Vers une dentisterie biocompatible
Ce procédé est évidemment une avancée énorme qui fera entrer la dentisterie dans l'ère de la biocompatibilité. En effet, en régénérant les tissus dentaires, on parviendra enfin à se passer des produits et matériaux toxiques* qui composent aujourd'hui encore l'arsenal thérapeutique du dentiste (pâtes canalaires chimiques, amalgames au mercure, métaux allergisants et réactifs, etc.). La généralisation de la dentisterie régénérative sera la solution aux problèmes d'intoxication aux métaux lourds, mercure en particulier.
Limites
Il est certain que ce ne sont pas les implants mais les techniques de bioingénierie qui sont l'avenir de la dentisterie. Cependant, si ces travaux sont prometteurs, on est loin encore de leur application clinique à un vaste échelon.
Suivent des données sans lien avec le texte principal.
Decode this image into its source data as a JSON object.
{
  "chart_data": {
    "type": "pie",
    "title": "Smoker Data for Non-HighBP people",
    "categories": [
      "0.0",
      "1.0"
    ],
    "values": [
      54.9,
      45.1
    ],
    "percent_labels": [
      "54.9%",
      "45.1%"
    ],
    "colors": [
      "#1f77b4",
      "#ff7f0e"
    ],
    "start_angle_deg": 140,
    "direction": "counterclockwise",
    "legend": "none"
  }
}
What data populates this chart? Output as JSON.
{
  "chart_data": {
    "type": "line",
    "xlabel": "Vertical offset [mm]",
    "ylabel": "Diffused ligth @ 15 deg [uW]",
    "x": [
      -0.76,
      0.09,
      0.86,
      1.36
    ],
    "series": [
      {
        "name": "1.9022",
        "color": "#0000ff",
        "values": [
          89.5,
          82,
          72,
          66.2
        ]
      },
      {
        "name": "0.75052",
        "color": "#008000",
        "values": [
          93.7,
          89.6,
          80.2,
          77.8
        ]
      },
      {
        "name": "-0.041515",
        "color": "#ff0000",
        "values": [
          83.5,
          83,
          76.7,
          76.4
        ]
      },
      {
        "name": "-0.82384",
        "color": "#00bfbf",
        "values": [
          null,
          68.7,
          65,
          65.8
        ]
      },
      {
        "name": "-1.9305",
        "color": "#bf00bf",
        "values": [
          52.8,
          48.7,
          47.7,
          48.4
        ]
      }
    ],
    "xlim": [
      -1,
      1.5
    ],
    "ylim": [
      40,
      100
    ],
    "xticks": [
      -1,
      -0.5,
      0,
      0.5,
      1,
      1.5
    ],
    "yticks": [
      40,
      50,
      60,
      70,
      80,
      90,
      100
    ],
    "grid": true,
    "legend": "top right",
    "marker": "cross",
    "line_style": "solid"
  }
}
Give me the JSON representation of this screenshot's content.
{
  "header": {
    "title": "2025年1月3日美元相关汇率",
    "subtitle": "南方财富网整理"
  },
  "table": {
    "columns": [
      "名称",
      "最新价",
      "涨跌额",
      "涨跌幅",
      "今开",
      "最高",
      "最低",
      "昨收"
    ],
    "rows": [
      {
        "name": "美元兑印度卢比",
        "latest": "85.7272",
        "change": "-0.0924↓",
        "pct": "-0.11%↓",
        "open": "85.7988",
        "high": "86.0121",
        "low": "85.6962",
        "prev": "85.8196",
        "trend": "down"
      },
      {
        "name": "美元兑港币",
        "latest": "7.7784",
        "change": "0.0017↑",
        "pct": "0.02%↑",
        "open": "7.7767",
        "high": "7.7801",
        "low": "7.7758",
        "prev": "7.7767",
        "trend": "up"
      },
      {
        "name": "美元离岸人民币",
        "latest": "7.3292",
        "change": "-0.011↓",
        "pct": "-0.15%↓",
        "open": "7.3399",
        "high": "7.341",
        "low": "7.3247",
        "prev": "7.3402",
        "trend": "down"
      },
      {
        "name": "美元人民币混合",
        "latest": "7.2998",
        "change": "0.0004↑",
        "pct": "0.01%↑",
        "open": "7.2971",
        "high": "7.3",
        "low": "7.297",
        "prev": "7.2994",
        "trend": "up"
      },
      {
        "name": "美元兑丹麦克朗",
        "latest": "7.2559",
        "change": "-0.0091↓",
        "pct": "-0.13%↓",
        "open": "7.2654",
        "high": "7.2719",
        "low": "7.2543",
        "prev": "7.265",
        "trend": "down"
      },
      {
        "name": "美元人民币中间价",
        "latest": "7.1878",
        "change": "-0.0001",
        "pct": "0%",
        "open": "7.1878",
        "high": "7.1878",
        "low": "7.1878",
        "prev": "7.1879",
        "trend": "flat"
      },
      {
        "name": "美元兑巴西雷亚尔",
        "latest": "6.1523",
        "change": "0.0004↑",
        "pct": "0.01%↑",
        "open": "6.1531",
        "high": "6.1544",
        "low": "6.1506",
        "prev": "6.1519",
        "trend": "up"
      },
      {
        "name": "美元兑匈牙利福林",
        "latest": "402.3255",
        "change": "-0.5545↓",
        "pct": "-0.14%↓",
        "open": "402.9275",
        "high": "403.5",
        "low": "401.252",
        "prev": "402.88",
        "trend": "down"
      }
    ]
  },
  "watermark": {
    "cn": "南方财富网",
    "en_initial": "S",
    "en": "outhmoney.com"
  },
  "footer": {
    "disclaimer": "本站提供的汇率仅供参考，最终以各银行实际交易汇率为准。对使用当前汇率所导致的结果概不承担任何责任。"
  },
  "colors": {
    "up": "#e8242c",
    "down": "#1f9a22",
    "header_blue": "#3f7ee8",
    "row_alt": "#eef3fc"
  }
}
Même si les cinq ans annoncés apparaissent comme un délai très court, on peut gager que ces techniques seront réservées à quelques privilégiés, la sécurité sociale ne les remboursant pas (de même qu'elle ne rembourse ni les implants ni les prothèses biocompatibles en zircone).
D'autre part, les expériences réalisées jusqu'ici portent sur des cavités peu importantes, cavités que l'on sait aujourd'hui relativement bien réparer avec du composite. Des progrès restent à faire pour que cette technique puisse être appliquée à des délabrements importants, en particulier lorsque la forme de la dent est perdue. La forme de la dent étant donnée par l'émail qui ne peut être régénéré par ce procédé, on voit la difficulté de telles restaurations.
En attendant, à chacun de choisir avec soin les matériaux utilisés pour la restauration de ses dents.
* Pour connaître la liste des matériaux toxiques employés en dentisterie, voir le Pratikadent, rubrique Toxicité.